Al-Balad, also known as Old Jeddah, is a captivating Seventh Century World Heritage Site located on the eastern shore of the Red Sea. 

Formerly the commercial hub of Jeddah until the 1970s oil boom, it now stands as a renowned tourist destination celebrated for its ancient architecture, vibrant culture, bustling markets, and historical buildings. 

The centuries-old coral stone houses adorned with lattice windows showcase the rich history of the region. 

Once a crucial port and gateway for Muslim pilgrims en route to Makkah, Al-Balad offers a compelling glimpse into the storied past of Saudi Arabia.

Masmak Fort

The well-known 150-year-old Masmak Fort is situated in Riyadh. It is also known as a Saudi architectural marvel due to its rich history and beautiful design.
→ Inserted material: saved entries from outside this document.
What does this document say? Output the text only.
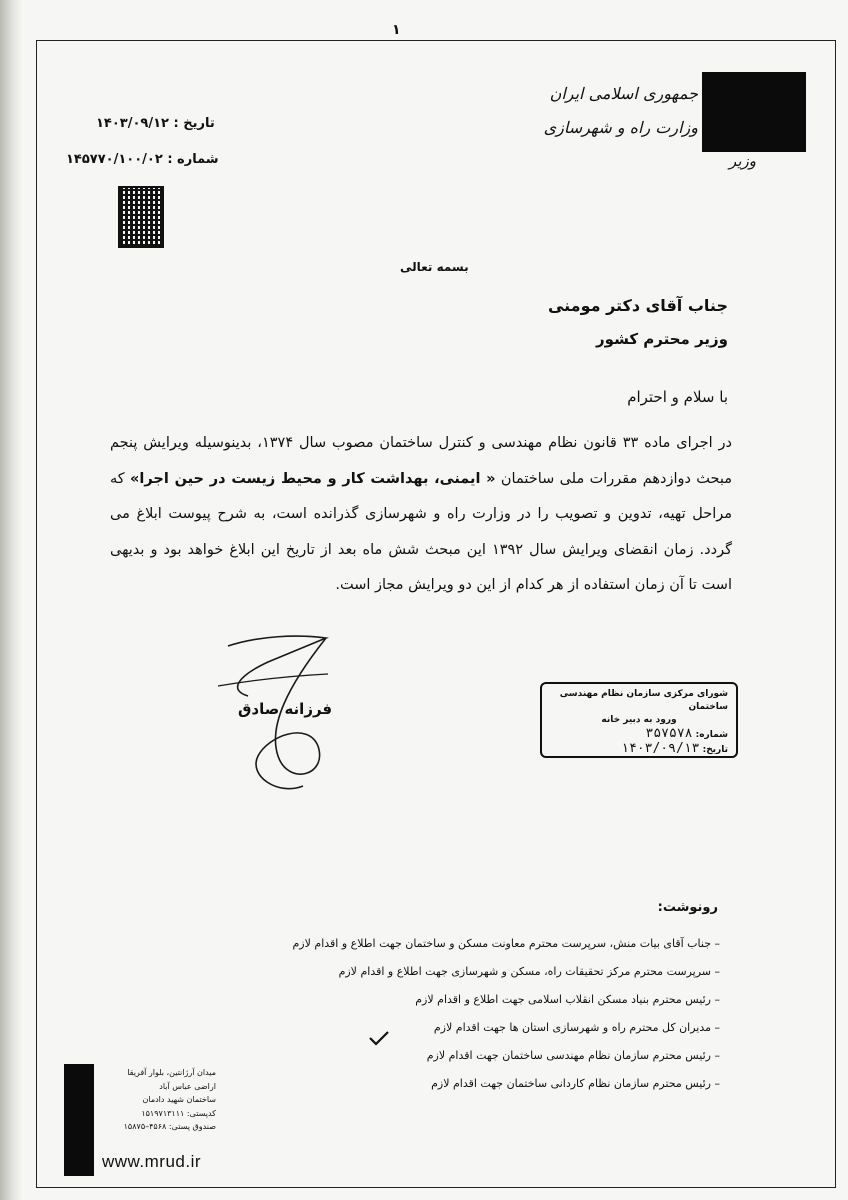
۱
جمهوری اسلامی ایران
وزارت راه و شهرسازی
وزیر
تاریخ : ۱۴۰۳/۰۹/۱۲
شماره : ۱۴۵۷۷۰/۱۰۰/۰۲
بسمه تعالی
جناب آقای دکتر مومنی
وزیر محترم کشور
با سلام و احترام
در اجرای ماده ۳۳ قانون نظام مهندسی و کنترل ساختمان مصوب سال ۱۳۷۴، بدینوسیله ویرایش پنجم مبحث دوازدهم مقررات ملی ساختمان « ایمنی، بهداشت کار و محیط زیست در حین اجرا» که مراحل تهیه، تدوین و تصویب را در وزارت راه و شهرسازی گذرانده است، به شرح پیوست ابلاغ می گردد. زمان انقضای ویرایش سال ۱۳۹۲ این مبحث شش ماه بعد از تاریخ این ابلاغ خواهد بود و بدیهی است تا آن زمان استفاده از هر کدام از این دو ویرایش مجاز است.
فرزانه صادق
شورای مرکزی سازمان نظام مهندسی ساختمان
ورود به دبیر خانه
شماره: ۳۵۷۵۷۸
تاریخ: ۱۴۰۳/۰۹/۱۳
رونوشت:
– جناب آقای بیات منش، سرپرست محترم معاونت مسکن و ساختمان جهت اطلاع و اقدام لازم
– سرپرست محترم مرکز تحقیقات راه، مسکن و شهرسازی جهت اطلاع و اقدام لازم
– رئیس محترم بنیاد مسکن انقلاب اسلامی جهت اطلاع و اقدام لازم
– مدیران کل محترم راه و شهرسازی استان ها جهت اقدام لازم
– رئیس محترم سازمان نظام مهندسی ساختمان جهت اقدام لازم
– رئیس محترم سازمان نظام کاردانی ساختمان جهت اقدام لازم
میدان آرژانتین، بلوار آفریقا
اراضی عباس آباد
ساختمان شهید دادمان
کدپستی: ۱۵۱۹۷۱۳۱۱۱
صندوق پستی: ۴۵۶۸–۱۵۸۷۵
www.mrud.ir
The fort, which is now transformed into a museum, showcases 20th-century artworks and photographs. Visitors have the opportunity to delve into the fortress's various rooms, providing an immersive experience into the historical narrative of the Kingdom that played a pivotal role in shaping contemporary Saudi Arabia.

Al-Rahmah floating mosque

The Al-Rahmah Mosque, also referred to as the floating mosque of Jeddah, is a stunning architectural marvel constructed in 1985 on the Red Sea.

This captivating white mosque, adorned with Islamic elements and featuring a turquoise white dome, stands as a significant tourist attraction. While the mosque is accessible around the clock, the optimal times for a visit are during sunset and at night when it is illuminated, it seemingly hovers over the high tides of the Red Sea.
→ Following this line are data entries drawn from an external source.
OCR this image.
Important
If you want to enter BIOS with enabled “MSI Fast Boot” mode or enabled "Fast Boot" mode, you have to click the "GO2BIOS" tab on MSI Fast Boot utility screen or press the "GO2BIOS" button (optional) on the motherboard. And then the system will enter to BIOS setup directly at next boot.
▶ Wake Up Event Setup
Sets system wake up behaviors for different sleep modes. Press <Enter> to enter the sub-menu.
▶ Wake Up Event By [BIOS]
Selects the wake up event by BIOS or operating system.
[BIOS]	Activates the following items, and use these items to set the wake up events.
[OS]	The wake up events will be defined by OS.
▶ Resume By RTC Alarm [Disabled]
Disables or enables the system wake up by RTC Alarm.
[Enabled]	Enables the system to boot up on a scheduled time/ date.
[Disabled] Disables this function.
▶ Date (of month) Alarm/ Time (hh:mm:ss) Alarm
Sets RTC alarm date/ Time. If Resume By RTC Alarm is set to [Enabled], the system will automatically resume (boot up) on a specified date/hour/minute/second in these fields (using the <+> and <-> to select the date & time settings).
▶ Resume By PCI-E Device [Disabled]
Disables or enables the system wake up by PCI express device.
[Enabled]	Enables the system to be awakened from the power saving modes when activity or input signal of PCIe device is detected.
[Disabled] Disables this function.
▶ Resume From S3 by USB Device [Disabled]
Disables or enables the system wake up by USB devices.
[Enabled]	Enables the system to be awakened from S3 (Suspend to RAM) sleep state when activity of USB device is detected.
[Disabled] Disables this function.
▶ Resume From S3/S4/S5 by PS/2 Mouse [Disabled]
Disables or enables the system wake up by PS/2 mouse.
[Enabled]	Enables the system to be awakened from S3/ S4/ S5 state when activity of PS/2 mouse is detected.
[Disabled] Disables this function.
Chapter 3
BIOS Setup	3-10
AIUIa, a globally acclaimed tourist destination in the Medina province, seamlessly blends remarkable human and natural heritage. 
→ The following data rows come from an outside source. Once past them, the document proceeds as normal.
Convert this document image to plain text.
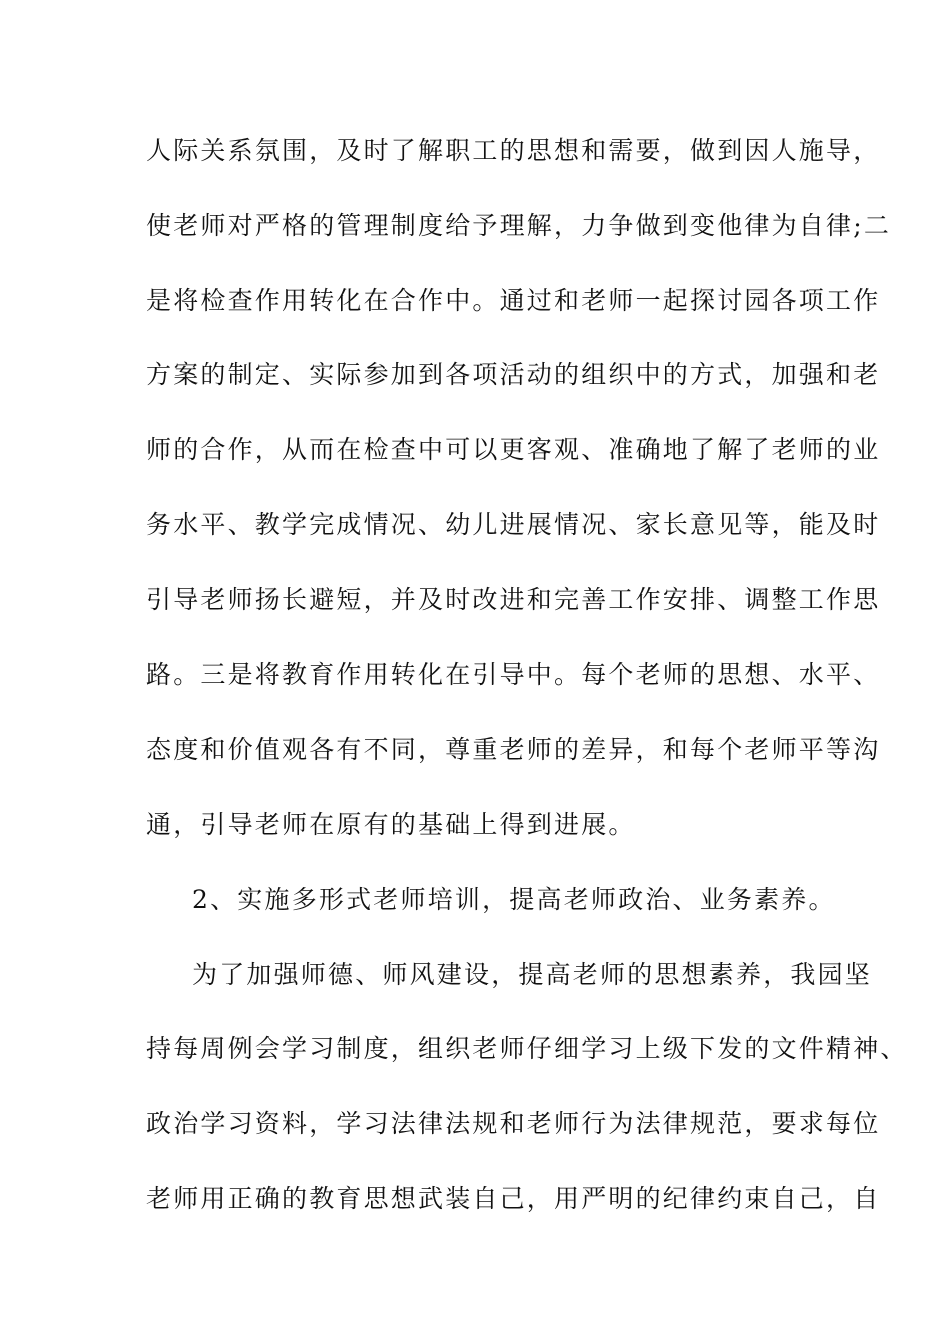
人际关系氛围，及时了解职工的思想和需要，做到因人施导，
使老师对严格的管理制度给予理解，力争做到变他律为自律;二
是将检查作用转化在合作中。通过和老师一起探讨园各项工作
方案的制定、实际参加到各项活动的组织中的方式，加强和老
师的合作，从而在检查中可以更客观、准确地了解了老师的业
务水平、教学完成情况、幼儿进展情况、家长意见等，能及时
引导老师扬长避短，并及时改进和完善工作安排、调整工作思
路。三是将教育作用转化在引导中。每个老师的思想、水平、
态度和价值观各有不同，尊重老师的差异，和每个老师平等沟
通，引导老师在原有的基础上得到进展。
2、实施多形式老师培训，提高老师政治、业务素养。
为了加强师德、师风建设，提高老师的思想素养，我园坚
持每周例会学习制度，组织老师仔细学习上级下发的文件精神、
政治学习资料，学习法律法规和老师行为法律规范，要求每位
老师用正确的教育思想武装自己，用严明的纪律约束自己，自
This ancient Arabic oasis city serves as a living museum, preserving tombs, sandstone outcrops, historic dwellings, and both natural and manmade monuments. 

With over 200,000 years of predominantly unexplored history, AlUla offers a unique experience for tourists, who can explore its rich cultural, artistic, and musical festivals, marrying history with modern-day festivities.

The destination is adorned with awe-inspiring rock formations, including the iconic Elephant Rock, named for its striking resemblance to an elephant. 

Wadi Al Disah

It is situated in the mountainous region near Tabuk, Saudi Arabia, the Al Disah Valley stands as a premier sightseeing destination. 

Renowned for its epic collection of sandstone columns, the valley creates a captivating landscape within a vast hollow.

Named "Wadi Al Disah," translating to "The Valley of Palm Trees," this geological wonder provides tourists with opportunities for hiking, camping, and organizing picnics.